Die Fratzen und furchterregenden Perchtgestalten

Auch in Waldkirchen begeistert die Rauhnacht die Massen. – Foto TI Waldkirchen

Es gibt zwei Arten von Perchten: die „guten“, Schönperchten, und die „bösen“ Schiechperchten. Die zentrale Figur der Perchtenläufe, Frau Percht, ist vorne Sonne und hinten Teufel (in manchen Regionen auch andersherum). Manche deuten sie als Personifikation der nordischen Göttin Frigg (Gattin des Odin und Patronin Ehe) oder der germanischen Göttin Freya (Göttin der Fruchtbarkeit). In Rauchwaren – also in Pelze und Felle gehüllt, mit Schellen bewaffnet und mit meist finsteren (Tier-)Masken auf dem Kopf, ziehen sie lärmend durch die Straßen der Gemeinden und lehren Kindern das Fürchten.

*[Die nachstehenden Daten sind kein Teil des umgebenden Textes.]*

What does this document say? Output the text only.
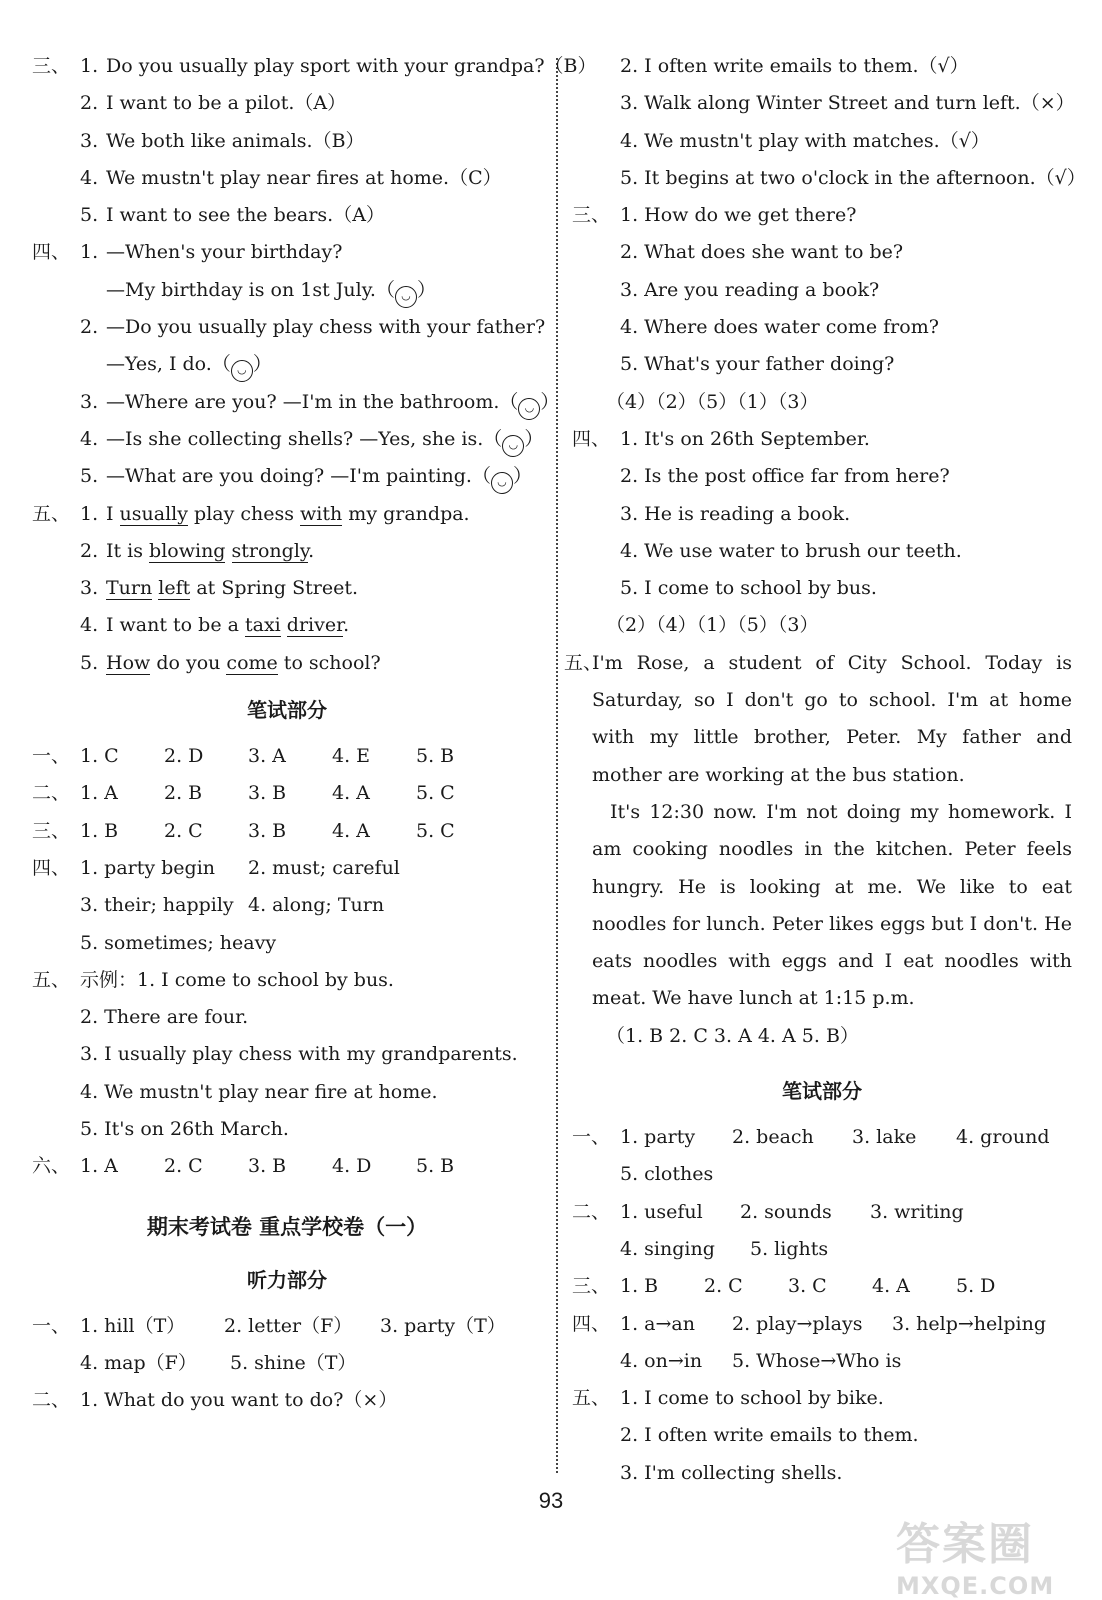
三、 1. Do you usually play sport with your grandpa?（B）
2. I want to be a pilot.（A）
3. We both like animals.（B）
4. We mustn't play near fires at home.（C）
5. I want to see the bears.（A）
四、 1. —When's your birthday?
—My birthday is on 1st July.（ ◡ ）
2. —Do you usually play chess with your father?
—Yes, I do.（ ◡ ）
3. —Where are you? —I'm in the bathroom.（ ◡ ）
4. —Is she collecting shells? —Yes, she is.（ ◡ ）
5. —What are you doing? —I'm painting.（ ◡ ）
五、 1. I usually play chess with my grandpa.
2. It is blowing strongly.
3. Turn left at Spring Street.
4. I want to be a taxi driver.
5. How do you come to school?
笔试部分
一、 1. C 2. D 3. A 4. E 5. B
二、 1. A 2. B 3. B 4. A 5. C
三、 1. B 2. C 3. B 4. A 5. C
四、 1. party begin 2. must; careful
3. their; happily 4. along; Turn
5. sometimes; heavy
五、 示例：1. I come to school by bus.
2. There are four.
3. I usually play chess with my grandparents.
4. We mustn't play near fire at home.
5. It's on 26th March.
六、 1. A 2. C 3. B 4. D 5. B
期末考试卷 重点学校卷（一）
听力部分
一、 1. hill（T） 2. letter（F） 3. party（T）
4. map（F） 5. shine（T）
二、 1. What do you want to do?（×）
2. I often write emails to them.（√）
3. Walk along Winter Street and turn left.（×）
4. We mustn't play with matches.（√）
5. It begins at two o'clock in the afternoon.（√）
三、 1. How do we get there?
2. What does she want to be?
3. Are you reading a book?
4. Where does water come from?
5. What's your father doing?
（4）（2）（5）（1）（3）
四、 1. It's on 26th September.
2. Is the post office far from here?
3. He is reading a book.
4. We use water to brush our teeth.
5. I come to school by bus.
（2）（4）（1）（5）（3）
五、
I'm Rose, a student of City School. Today is Saturday, so I don't go to school. I'm at home with my little brother, Peter. My father and mother are working at the bus station.
It's 12:30 now. I'm not doing my homework. I am cooking noodles in the kitchen. Peter feels hungry. He is looking at me. We like to eat noodles for lunch. Peter likes eggs but I don't. He eats noodles with eggs and I eat noodles with meat. We have lunch at 1:15 p.m.
（1. B 2. C 3. A 4. A 5. B）
笔试部分
一、 1. party 2. beach 3. lake 4. ground
5. clothes
二、 1. useful 2. sounds 3. writing
4. singing 5. lights
三、 1. B 2. C 3. C 4. A 5. D
四、 1. a→an 2. play→plays 3. help→helping
4. on→in 5. Whose→Who is
五、 1. I come to school by bike.
2. I often write emails to them.
3. I'm collecting shells.
93
答案圈
MXQE.COM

Perchten & Co – Mythologie und Brauchtum

Die Geister haben während der Rauhnächte Ausgang. – Foto  Bernhard Krempl

Zur Mitte der Rauhnächte, zu Silvester, sollte Wotan mit den Toten zur wilden Jagd aufbrechen. Denn in dieser Zeit steht nach altem Volksglauben das Geisterreich offen. Die Geister und die Seelen der Verstorbenen haben Ausgang. Dämonen können Umzüge veranstalten oder mit der wilden Jagd durch die Lande ziehen. Stalltiere sollen um Mitternacht die menschliche Sprache sprechen und über die Zukunft erzählen. Nach altem Volksglauben sind die Rauhnächte auch zum Erstellen von Orakeln sehr geeignet. Noch heute wird zu Silvester dieser Glaube in Form des Bleigießens gepflegt.